In [48]:
# Importando funções e bibliotecas
import numpy as np
import pandas as pd
import operator as op
import random as rd

In [44]:
# Importando dataset
df = pd.read_csv('glass_train.csv')
cluster_column = 'glass_type'
df_unclassified = df.drop([cluster_column], axis=1)
df

Unnamed: 0,refractive_index,Sodium,Magnesium,Aluminum,Silicon,Potassium,Calcium,Barium,Iron,glass_type
0,1.51590,12.82,3.52,1.90,72.86,0.69,7.97,0.00,0.00,2
1,1.51934,13.64,3.54,0.75,72.65,0.16,8.89,0.15,0.24,3
2,1.51818,13.72,0.00,0.56,74.45,0.00,10.99,0.00,0.00,2
3,1.52081,13.78,2.28,1.43,71.99,0.49,9.85,0.00,0.17,2
4,1.51860,13.36,3.43,1.43,72.26,0.51,8.60,0.00,0.00,2
...,...,...,...,...,...,...,...,...,...,...
166,1.53125,10.73,0.00,2.10,69.81,0.58,13.30,3.15,0.28,2
167,1.51763,12.61,3.59,1.31,73.29,0.58,8.50,0.00,0.00,1
168,1.51588,13.12,3.41,1.58,73.26,0.07,8.39,0.00,0.19,2
169,1.51852,14.09,2.19,1.66,72.67,0.00,9.32,0.00,0.00,6


In [397]:
# Variáveis de controle de indivíduos
max_depth = 7
attr_count = len(df_unclassified.columns)
attr_count

9

In [320]:
# Definindo funções para a GP
def div0(a, b):
    if b == 0:
        return 1
    else:
        return a/b

ops = {
    '+': op.add,
    '-': op.sub,
    '*': op.mul,
    '/': div0,
    'max': max,
    'min': min,
}

# Escolhendo constante aleatória (entre -1000 e 1000)
def get_random_constant(min_v = -1000, max_v = 1000):
    return rd.uniform(min_v, max_v)

# Traduzindo terminais para valores entre duas instâncias do dataset
def get_attr(terminal, inst1, inst2):
    t = str(terminal)
    inst = t[-1]
    # Terminal constante não termina com o indexador de instância "a/b"
    if inst != 'a' and inst != 'b':
        return terminal
    # Terminal não constante da forma "(0/1/../9)(a/b)", ex.: 2b, 5a
    index = int(terminal[:-1])
    if index >= attr_count:
        raise IndexError('Terminal value outside of row range')
    if inst == 'a':
        return inst1[index]
    elif inst == 'b':
        return inst2[index]
    else:
        raise IndexError('Instance value not a/b/c')
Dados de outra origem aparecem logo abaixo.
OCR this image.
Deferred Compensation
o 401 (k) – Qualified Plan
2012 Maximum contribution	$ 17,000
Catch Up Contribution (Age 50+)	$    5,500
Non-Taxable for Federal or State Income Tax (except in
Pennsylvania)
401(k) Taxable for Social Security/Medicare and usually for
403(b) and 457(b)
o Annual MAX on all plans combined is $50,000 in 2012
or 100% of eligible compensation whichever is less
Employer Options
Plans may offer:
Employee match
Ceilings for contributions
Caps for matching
# Fazendo lista com todos os terminais
def get_terminals():
    t = []
    for i in range(attr_count):
        index = str(i)
        t.append(index + 'a')
    for i in range(attr_count):
        index = str(i)
        t.append(index + 'b')
    return t

# Criando lista com terminais e funções
funcs = list(ops.keys())
terms = get_terminals()
terms.append('c')
components = funcs + terms

# Escolhendo terminal aleatório
def get_random_terminal():
    choice = rd.choice(terms)
    if choice == 'c':
        return get_random_constant()
    else:
        return choice

# Escolhendo função aleatória
def get_random_function():
    return rd.choice(funcs)

# Escolhendo componente aleatório
def get_random_component():
    choice = rd.choice(components)
    if choice == 'c':
        return get_random_constant()
    else:
        return choice

In [243]:
# Árvore representando indivíduo da GP
class Tree:
    def __init__(self, parent = None):
        self.value = None
        self.left = None
        self.right = None
        self.parent = parent
        
    def evaluate(self, row1, row2):
        # If node value is a function, evaluate it based on left and right children values
        if self.value in funcs:
            lv = self.left.evaluate(row1, row2)
            rv = self.right.evaluate(row1, row2)
            return ops[self.value](lv, rv)
        # If node is a terminal/constant, return the corresponding value on dataset
        else:
            return get_attr(self.value, row1, row2)
        
    def print(self):
        return printBTree(self, lambda n:(str(n.value), n.left, n.right))

# Cria uma árvore de indivíduo aleatória, com método grow ou full
def create_tree(depth = 0, full = False):
    node = Tree()
    # Caso a prof. máxima seja atingida, escolhe obrigatoriamente constante ou terminal
    if depth >= max_depth:
        node.value = get_random_terminal()
        return node
    else:
        # Em full, escolhe funções até a prof. máxima. Em grow, escolhe qualquer componente em qualquer prof.
        if full:
            comp = get_random_function()
        else:
            comp = get_random_component()
        node.value = comp
        # Caso componente escolhido seja uma função, popula ela com dois filhos
        if comp not in terms:
            node.left = create_tree(depth + 1, full)
            node.left.parent = node
            node.right = create_tree(depth + 1, full)
            node.right.parent = node
        return node

In [467]:
t = create_tree(full=True)
print('Evaluated with 0 and 1: ' + str(t.evaluate(df.iloc[0], df.iloc[1])))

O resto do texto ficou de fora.